Everyone is explaining cold welding because you mentioned copper. The answer to your question more generally is something called “van der Waals forces.” The ELI5 answer is that if molecules get too close, their electrons start repelling each other extremely strongly. There are other factors that go into it, but basically that is what we care about here. So why is your copper example different?

For any non-metallic object, the electrons are bound rather tightly to the nuclei or in the molecular bonds holding that molecule together. Since specific electrons more or less “belong” to atoms or bonds, they don’t have anywhere to shift and will repel other electrons. This is why generally similar materials don’t just randomly fuse together.

For metals, the bonding between atoms works a little differently and electrons are shared more or less freely between the individual atoms in the metal. In a perfect world, two copper cubes would bump into each other and the electrons would repel each other at first but they have enough wiggle room that the other cube would just kind of join together. This is essentially cold welding, the “perfect world” being a vacuum with very clean copper.

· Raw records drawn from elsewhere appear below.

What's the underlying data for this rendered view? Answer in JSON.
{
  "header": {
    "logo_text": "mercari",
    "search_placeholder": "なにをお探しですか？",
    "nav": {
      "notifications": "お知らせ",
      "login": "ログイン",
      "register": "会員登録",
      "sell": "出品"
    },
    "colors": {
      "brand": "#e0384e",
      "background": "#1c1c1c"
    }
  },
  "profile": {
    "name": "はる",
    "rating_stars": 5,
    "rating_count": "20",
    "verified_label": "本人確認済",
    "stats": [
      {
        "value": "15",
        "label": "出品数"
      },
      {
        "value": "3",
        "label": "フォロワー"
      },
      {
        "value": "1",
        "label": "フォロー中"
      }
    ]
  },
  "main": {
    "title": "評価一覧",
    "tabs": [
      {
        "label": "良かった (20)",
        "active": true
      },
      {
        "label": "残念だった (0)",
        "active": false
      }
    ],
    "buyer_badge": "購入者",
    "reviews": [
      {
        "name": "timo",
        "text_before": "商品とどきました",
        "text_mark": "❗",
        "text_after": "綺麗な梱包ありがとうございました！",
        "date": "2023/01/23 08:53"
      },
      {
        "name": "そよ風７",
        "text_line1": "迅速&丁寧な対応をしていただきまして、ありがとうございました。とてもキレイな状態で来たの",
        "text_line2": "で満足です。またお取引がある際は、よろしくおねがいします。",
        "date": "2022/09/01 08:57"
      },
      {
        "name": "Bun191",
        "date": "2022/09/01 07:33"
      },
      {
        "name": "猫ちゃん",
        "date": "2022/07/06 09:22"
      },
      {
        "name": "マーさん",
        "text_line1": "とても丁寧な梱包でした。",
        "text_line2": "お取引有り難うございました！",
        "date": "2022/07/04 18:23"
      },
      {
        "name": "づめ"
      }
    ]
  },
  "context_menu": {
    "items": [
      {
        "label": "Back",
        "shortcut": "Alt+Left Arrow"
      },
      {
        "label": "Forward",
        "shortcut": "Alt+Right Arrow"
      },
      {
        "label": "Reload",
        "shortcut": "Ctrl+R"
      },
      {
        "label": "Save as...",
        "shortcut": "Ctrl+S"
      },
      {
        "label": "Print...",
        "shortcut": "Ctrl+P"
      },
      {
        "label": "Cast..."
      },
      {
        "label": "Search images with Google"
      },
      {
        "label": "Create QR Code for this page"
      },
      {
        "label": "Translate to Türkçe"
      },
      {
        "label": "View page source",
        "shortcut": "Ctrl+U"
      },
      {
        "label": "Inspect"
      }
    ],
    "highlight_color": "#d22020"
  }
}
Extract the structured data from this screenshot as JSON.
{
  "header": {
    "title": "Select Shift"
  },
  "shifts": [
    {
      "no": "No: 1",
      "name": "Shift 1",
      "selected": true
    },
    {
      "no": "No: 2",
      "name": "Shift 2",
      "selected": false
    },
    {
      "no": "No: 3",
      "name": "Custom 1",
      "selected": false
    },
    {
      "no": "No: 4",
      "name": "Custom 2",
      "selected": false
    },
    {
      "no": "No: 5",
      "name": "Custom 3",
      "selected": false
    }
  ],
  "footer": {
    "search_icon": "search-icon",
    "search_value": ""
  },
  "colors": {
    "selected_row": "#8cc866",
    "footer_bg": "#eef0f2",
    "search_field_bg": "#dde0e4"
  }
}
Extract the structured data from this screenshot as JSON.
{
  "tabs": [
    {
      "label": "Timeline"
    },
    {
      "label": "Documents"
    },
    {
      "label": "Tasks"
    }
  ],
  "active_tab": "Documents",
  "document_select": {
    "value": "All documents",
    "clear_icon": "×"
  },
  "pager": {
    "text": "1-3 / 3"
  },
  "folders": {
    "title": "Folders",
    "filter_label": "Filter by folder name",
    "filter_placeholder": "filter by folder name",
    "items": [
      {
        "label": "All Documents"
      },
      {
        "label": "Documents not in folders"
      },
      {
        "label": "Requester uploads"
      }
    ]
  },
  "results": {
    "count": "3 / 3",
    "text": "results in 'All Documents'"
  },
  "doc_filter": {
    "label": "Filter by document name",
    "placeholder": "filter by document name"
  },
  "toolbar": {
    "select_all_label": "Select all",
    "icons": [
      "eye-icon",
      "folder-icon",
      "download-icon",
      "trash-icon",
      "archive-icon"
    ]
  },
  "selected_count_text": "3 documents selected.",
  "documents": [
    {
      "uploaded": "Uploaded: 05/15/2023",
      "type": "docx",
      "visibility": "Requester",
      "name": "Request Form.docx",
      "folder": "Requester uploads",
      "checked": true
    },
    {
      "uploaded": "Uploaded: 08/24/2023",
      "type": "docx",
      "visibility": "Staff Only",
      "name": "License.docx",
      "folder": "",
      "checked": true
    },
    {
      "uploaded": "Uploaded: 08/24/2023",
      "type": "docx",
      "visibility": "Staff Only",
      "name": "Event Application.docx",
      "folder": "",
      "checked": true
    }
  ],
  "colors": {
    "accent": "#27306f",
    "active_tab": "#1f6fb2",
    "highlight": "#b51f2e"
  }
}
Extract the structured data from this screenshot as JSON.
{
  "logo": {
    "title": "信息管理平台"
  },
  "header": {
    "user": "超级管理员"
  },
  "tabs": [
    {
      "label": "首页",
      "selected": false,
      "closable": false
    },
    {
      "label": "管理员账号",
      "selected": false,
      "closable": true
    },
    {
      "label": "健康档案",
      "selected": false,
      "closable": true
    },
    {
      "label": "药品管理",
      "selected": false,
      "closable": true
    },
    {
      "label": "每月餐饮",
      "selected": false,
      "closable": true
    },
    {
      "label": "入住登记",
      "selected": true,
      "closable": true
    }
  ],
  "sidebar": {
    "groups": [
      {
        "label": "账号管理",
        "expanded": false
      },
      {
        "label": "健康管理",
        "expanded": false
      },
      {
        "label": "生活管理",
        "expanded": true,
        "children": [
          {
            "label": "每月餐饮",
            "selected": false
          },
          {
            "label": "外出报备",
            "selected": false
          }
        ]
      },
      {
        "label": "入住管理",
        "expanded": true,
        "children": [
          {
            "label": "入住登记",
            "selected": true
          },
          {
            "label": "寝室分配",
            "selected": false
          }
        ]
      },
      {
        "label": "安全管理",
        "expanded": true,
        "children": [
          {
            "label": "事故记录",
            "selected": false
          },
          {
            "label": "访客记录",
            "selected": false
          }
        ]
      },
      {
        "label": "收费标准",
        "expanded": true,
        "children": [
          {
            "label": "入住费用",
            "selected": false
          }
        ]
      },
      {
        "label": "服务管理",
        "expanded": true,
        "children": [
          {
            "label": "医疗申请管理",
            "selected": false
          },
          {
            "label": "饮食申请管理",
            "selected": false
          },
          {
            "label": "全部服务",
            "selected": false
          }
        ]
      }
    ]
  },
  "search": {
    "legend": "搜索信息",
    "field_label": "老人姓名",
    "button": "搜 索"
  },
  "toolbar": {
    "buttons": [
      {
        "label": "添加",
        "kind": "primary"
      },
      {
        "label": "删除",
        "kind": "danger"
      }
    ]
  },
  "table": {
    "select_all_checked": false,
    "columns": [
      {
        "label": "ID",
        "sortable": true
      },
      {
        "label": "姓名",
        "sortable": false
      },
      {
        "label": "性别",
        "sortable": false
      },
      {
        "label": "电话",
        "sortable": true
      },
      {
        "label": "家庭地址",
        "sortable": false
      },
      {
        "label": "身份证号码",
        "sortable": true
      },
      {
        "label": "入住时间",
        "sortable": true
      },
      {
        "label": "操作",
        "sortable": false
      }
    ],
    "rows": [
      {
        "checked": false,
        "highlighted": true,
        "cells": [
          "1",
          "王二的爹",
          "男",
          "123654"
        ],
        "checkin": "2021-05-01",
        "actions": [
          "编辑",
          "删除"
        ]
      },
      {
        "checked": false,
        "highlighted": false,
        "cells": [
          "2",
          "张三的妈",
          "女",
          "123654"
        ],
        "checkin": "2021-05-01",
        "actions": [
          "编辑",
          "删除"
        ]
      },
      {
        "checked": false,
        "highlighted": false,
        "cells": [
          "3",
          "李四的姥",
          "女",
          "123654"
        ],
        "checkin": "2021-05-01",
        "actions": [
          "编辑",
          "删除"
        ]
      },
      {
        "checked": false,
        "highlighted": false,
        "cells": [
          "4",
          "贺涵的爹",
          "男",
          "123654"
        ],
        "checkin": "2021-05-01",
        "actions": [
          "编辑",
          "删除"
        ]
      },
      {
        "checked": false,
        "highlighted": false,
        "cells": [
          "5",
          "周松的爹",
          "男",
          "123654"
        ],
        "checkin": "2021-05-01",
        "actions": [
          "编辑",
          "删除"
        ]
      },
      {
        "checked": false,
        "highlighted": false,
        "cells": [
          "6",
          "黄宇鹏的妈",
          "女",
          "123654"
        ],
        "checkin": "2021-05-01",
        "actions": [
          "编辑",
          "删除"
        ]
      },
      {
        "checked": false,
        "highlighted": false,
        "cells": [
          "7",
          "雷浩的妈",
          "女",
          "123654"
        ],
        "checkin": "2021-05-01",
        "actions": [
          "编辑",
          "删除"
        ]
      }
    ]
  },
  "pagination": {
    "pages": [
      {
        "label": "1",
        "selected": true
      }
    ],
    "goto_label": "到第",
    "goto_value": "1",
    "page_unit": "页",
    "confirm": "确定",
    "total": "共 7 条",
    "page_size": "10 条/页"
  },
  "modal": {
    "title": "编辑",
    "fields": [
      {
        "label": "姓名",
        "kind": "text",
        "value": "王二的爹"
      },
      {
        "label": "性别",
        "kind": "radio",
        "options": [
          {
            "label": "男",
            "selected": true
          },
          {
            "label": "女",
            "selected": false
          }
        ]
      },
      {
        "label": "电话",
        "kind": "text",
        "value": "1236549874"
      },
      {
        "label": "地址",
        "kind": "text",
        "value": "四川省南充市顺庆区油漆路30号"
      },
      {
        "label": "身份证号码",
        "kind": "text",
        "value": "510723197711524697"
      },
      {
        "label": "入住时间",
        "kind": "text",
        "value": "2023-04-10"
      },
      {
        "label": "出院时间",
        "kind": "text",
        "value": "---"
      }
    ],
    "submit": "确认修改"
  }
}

In the real world, basically all metallic objects have a thin oxide layer formed around it from the raw metal reacting with the air around it. Oxides are non-metals and have ionic bonds, rather than metallic bonds. This effectively holds surface electrons in place and the surface of the two cubes effectively repel each other. Add on the fact there’s probably dust or grease on the surface as well, and you can see why they don’t just spontaneously fuse together.